Le voici, par exemple, qui dès le mois d’avril 1755, c’est-à-dire quand le Parlement anglais va se réunir, mande auprès de lui le ministre de France à Berlin, La Touche, agent (pour le dire en passant) assez médiocre et avec lequel, le jugeant tel, il entretenait en général peu de relations. Le prétexte de l’entretien était de lui remettre un nouveau modèle de canon de campagne que le ministre de la guerre, le comte d’Argenson, avait désiré connaître.

« Le roi de Prusse, écrit La Touche, m’ayant dit tout bas, mardi, à son audience, de le suivre dans son appartement lorsqu’il y entrerait, m’y a donné un entretien particulier d’une demi-heure qui a intrigué non seulement les ministres étrangers, mais aussi ceux du cabinet que ce prince n’avait pas prévenus.
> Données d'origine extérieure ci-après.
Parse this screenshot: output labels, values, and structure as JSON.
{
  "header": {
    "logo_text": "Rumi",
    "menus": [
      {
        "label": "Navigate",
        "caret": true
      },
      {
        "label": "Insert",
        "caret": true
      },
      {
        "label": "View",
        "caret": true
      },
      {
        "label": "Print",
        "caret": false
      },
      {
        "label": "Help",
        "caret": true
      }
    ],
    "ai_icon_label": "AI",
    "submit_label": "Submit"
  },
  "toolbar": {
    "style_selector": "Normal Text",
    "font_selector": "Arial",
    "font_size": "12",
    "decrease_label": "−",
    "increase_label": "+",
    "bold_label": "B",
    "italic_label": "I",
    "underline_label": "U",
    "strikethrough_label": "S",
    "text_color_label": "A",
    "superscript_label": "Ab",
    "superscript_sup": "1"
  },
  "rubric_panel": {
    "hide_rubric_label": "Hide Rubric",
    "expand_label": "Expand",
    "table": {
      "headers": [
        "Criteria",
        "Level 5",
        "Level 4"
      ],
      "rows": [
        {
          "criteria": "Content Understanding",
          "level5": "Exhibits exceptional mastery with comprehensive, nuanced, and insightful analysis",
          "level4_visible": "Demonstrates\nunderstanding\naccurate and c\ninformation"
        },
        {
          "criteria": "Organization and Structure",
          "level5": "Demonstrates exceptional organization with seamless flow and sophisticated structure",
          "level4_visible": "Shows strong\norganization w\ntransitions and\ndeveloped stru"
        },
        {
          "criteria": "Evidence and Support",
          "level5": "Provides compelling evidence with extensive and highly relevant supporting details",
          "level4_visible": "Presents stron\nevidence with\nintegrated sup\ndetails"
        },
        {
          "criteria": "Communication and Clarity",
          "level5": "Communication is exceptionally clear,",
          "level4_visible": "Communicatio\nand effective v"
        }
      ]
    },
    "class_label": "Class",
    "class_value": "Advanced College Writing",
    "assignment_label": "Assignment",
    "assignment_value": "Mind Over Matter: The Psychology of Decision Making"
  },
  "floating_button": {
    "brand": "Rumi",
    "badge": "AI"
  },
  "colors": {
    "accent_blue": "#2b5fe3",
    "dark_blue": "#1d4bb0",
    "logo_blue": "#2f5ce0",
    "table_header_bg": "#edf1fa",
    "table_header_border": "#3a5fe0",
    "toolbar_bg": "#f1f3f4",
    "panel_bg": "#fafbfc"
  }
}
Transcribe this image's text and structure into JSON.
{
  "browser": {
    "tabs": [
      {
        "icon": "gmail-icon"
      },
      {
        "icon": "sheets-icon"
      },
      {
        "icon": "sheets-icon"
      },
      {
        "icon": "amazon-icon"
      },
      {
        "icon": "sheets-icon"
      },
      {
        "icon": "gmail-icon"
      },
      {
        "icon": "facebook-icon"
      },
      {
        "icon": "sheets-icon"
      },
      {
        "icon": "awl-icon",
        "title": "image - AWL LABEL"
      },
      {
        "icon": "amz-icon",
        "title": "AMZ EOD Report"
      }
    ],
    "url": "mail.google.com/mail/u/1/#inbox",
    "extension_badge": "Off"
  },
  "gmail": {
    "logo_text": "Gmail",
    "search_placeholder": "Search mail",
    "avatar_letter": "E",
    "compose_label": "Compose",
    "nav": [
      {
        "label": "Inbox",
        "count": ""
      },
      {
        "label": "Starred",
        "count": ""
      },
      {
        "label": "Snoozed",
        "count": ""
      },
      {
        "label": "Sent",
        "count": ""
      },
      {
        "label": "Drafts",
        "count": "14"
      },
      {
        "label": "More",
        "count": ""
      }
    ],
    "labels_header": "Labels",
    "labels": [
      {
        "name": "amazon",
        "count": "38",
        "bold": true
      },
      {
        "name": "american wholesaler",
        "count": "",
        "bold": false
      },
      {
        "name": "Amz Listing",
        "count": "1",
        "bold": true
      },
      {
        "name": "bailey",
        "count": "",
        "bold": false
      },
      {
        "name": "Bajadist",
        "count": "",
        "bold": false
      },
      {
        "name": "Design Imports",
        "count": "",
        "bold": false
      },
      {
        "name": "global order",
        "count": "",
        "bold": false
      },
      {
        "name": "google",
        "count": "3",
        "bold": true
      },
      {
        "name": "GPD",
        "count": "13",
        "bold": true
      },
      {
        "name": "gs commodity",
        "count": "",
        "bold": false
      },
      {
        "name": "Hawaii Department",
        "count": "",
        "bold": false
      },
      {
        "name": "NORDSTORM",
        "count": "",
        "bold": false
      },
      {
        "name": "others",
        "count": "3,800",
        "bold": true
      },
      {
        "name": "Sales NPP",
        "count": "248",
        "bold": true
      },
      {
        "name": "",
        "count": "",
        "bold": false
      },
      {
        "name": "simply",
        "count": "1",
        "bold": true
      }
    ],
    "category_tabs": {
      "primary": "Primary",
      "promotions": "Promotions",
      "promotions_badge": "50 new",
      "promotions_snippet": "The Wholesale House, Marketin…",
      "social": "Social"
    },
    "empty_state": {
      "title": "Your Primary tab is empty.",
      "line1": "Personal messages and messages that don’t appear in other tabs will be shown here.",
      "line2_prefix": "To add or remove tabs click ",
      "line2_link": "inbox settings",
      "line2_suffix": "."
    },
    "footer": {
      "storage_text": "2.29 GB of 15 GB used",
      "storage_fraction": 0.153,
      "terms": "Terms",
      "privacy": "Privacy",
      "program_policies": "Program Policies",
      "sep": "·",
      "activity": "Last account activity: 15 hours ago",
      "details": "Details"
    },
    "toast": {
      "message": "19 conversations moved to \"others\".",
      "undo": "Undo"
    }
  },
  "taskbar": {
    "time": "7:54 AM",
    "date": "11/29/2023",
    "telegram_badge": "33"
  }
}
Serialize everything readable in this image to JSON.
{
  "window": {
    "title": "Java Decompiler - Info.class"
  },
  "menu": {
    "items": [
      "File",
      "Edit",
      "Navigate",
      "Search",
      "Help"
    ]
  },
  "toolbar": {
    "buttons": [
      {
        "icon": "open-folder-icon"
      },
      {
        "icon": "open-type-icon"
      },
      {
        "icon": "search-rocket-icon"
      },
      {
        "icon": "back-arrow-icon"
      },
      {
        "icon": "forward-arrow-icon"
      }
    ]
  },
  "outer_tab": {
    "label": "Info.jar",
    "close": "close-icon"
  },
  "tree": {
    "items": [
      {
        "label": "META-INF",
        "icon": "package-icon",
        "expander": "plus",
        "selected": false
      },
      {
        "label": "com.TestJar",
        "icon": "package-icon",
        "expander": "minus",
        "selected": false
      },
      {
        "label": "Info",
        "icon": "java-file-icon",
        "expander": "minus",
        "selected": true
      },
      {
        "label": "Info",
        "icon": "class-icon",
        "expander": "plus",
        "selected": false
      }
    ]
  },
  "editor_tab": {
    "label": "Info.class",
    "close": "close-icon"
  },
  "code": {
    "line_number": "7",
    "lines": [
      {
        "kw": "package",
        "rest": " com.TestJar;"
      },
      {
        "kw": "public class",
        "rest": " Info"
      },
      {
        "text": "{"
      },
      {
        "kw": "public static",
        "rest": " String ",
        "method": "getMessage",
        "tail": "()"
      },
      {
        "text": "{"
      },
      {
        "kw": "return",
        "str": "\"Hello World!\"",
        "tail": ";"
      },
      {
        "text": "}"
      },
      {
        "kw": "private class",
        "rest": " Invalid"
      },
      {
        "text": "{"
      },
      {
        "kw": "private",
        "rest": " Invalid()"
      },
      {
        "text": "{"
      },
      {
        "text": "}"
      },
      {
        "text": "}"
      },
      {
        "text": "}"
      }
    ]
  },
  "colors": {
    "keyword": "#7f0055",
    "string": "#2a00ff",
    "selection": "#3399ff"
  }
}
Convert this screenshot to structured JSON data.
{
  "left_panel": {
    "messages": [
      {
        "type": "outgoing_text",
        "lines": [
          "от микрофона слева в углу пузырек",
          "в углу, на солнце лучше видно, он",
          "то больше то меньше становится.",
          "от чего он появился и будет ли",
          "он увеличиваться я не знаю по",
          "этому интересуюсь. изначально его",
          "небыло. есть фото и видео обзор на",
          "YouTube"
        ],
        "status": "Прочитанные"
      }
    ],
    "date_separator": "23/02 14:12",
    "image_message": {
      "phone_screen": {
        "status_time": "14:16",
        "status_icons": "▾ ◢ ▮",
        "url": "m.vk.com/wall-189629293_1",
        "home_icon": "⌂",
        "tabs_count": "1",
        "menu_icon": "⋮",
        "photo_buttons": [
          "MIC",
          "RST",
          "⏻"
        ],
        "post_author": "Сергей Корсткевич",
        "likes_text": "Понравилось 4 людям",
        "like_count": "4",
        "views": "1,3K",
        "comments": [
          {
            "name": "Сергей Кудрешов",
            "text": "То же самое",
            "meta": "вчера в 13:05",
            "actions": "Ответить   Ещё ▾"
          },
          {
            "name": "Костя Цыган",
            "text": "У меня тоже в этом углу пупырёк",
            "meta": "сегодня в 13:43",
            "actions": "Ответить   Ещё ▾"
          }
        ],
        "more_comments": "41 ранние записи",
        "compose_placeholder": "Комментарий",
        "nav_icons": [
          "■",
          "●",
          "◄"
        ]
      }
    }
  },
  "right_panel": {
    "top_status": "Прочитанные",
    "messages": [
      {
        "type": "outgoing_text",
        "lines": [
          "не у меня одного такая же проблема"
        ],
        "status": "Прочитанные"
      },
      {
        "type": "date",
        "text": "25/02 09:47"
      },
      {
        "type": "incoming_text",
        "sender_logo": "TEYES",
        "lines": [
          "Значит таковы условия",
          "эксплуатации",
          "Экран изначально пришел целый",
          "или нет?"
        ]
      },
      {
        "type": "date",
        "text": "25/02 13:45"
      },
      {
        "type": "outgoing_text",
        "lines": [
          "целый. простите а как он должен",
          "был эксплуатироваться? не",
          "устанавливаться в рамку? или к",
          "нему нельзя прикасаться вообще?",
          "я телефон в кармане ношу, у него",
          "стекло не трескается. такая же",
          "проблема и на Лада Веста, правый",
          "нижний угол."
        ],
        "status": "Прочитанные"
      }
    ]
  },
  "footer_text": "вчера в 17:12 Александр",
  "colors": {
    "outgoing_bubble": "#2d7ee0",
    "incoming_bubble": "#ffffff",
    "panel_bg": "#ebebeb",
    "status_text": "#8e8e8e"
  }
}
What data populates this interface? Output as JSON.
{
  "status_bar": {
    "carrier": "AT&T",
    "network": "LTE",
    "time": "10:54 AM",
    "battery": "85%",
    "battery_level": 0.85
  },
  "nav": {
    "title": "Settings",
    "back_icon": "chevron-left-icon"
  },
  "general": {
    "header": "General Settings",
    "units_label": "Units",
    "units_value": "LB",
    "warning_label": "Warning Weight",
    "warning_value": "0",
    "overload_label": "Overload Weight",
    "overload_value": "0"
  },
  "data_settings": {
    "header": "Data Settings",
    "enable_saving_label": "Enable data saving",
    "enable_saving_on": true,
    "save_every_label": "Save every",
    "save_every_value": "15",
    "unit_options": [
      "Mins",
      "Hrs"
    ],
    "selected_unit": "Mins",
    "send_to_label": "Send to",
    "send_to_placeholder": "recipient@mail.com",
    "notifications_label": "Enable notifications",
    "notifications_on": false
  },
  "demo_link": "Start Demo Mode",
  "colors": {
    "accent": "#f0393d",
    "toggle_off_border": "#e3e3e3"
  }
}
Comme on savait que Sa Majesté avait dit publiquement à Potsdam, et au souper de la reine, que la guerre entre les cours de France et de Londres paraissait inévitable, toutes les idées des curieux se sont fixées sur moi, et ils ont conjecturé que mon entretien avec ce prince avait roulé sur cette prétendue guerre, et de là beaucoup de raisonnemens vagues et que je n’ai pu mettre à leur véritable valeur. Le roi de Prusse m’a effectivement touché cette corde, mais après m’avoir remis lui-même un modèle en bois verni de canon de campagne avec tout ce qui est relatif à son service, et m’avoir donné des éclaircissemens sur son usage… « Eh bien ! me demanda ensuite ce prince, avez-vous quelques nouvelles détaillées de l’armement que vous faites à Brest ? » Et lui ayant répondu que je n’en savais rien que par les nouvelles publiques, il m’a dit : « Je vous confierai donc que j’ai appris par un canal bien sûr que tous les moyens de conciliation entre votre cour et celle de Londres paraissent aujourd’hui non seulement difficiles, mais impossibles à arranger. Les Anglais complètent leurs alliances en Allemagne et n’ont retardé [1]

  1. Pol. Corr., t. V, p. 56, 127, 143, 161 ; t. VI, p. 92, 102, 115, etc.